In a further sensitivity analysis, Alapont et al. illustrate that patients with a PaO2/FiO2 ratio below 160mmHg profit from high PEEP as opposed to patients with higher PaO2/FiO2 ratios. Briel et al. showed a similar PaO2/FiO2 ratio dependant protective effect for high PEEP in their individual data meta-analysis.14 Indeed, the fraction of pulmonary recruitable patients increases with decreasing PaO2/FiO2 ratio,10,15 a property that has already successfully been implemented to enrich ARDS trials targeting pulmonary recruitment by means of prone position.16 However, and as the ART,4 EPVent-23 and PHARLAP5 trials have exemplified, simple enrichment of PEEP trials with a PaO2/FiO2 ratio below 200mmHg does not suffice.

How do we proceed from here?
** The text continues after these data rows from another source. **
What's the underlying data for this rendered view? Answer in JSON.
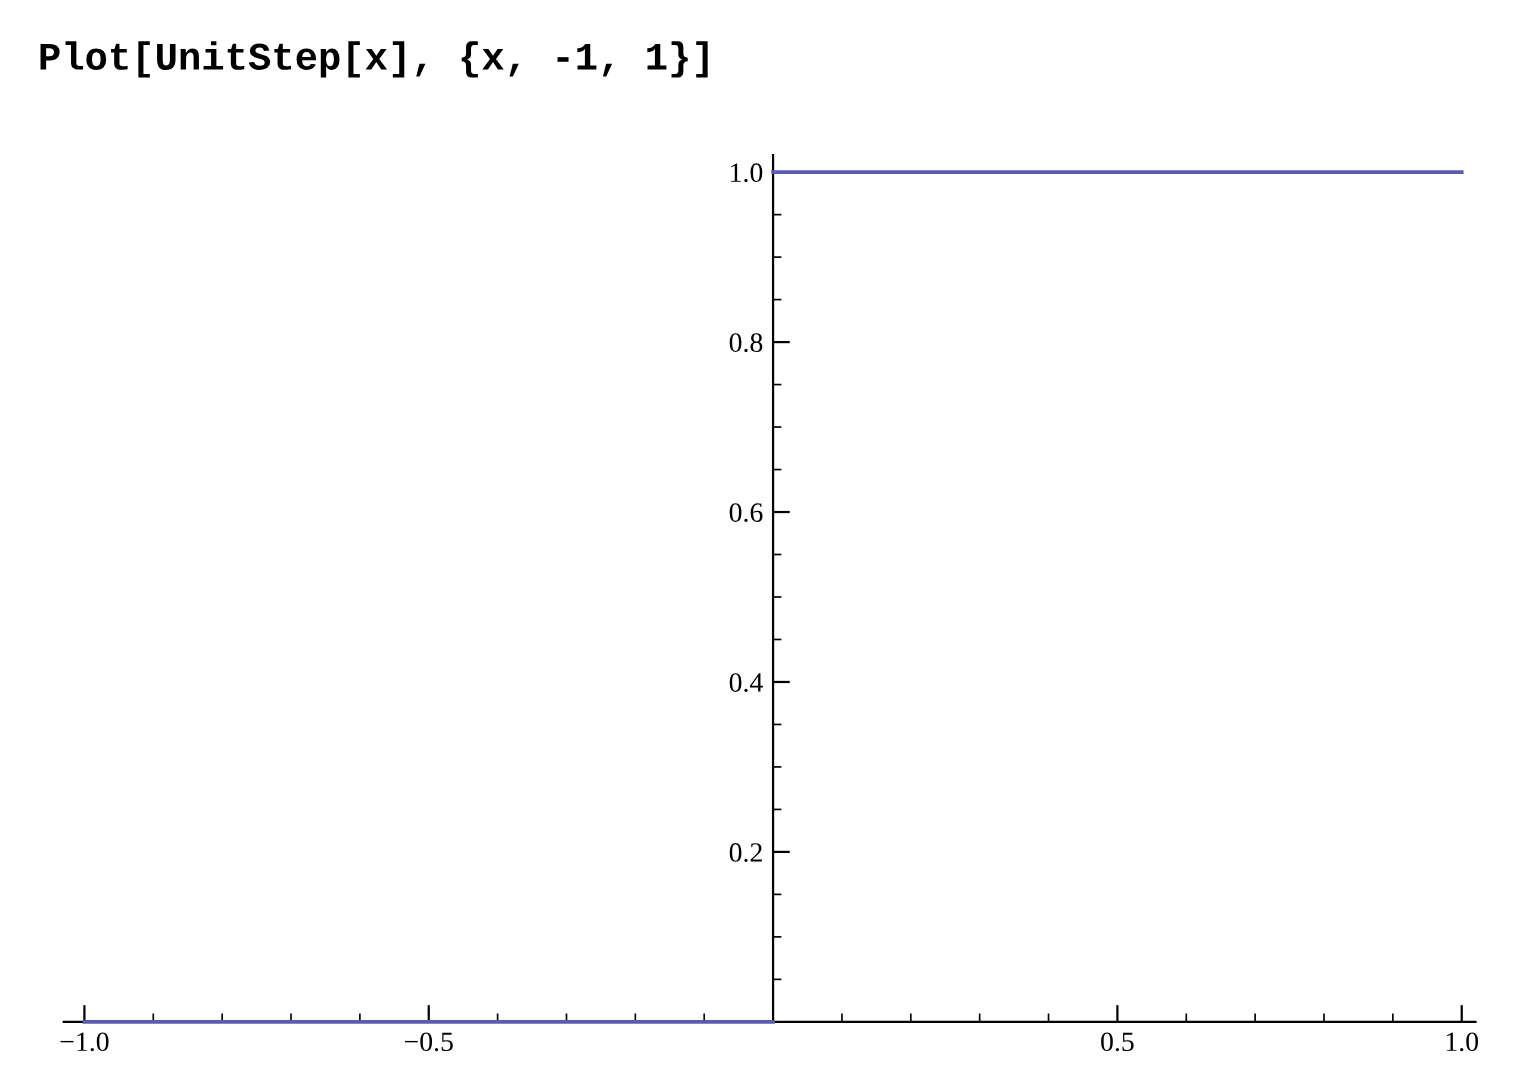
{
  "chart_data": {
    "type": "line",
    "title": "Plot[UnitStep[x], {x, -1, 1}]",
    "series": [
      {
        "color": "#5b5bb0",
        "x": [
          -1,
          0
        ],
        "values": [
          0,
          0
        ]
      },
      {
        "color": "#5b5bb0",
        "x": [
          0,
          1
        ],
        "values": [
          1,
          1
        ]
      }
    ],
    "xlim": [
      -1.03,
      1.02
    ],
    "ylim": [
      0,
      1.02
    ],
    "xticks": [
      {
        "value": -1,
        "label": "−1.0"
      },
      {
        "value": -0.5,
        "label": "−0.5"
      },
      0.5,
      {
        "value": 1,
        "label": "1.0"
      }
    ],
    "yticks": [
      0.2,
      0.4,
      0.6,
      0.8,
      {
        "value": 1,
        "label": "1.0"
      }
    ],
    "grid": false,
    "marker": "none",
    "line_style": "solid"
  }
}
As exemplified by this meta-analysis, pursuing larger and more complex trials attempting to show the benefit of high PEEP in heterogeneous ARDS populations is a futile enterprise. Instead, it is time to step back to mechanistic research and reassess how to best characterize the mechanical properties of the lung and best recognize patients with recruitable lungs. It will be the task of phenotyping and individualized medicine to pave the way towards a successful implementation of the open lung approach. If this will be achieved through biological and inflammatory phenotypes,17 by a more lung centred characterization of pulmonary morphology and mechanical properties15 or if advanced pulmonary imaging tools are the key,18 remains unknown. However, it all points to an exciting future, full of research possibilities, ahead of us.

Up until then, we suggest a do no harm approach. From a pragmatic point of view, PEEP settings of 8–12cmH2O will likely provide for a balanced choice, while we employ a simple and proven lifesaving intervention in ARDS: low VT and prone position.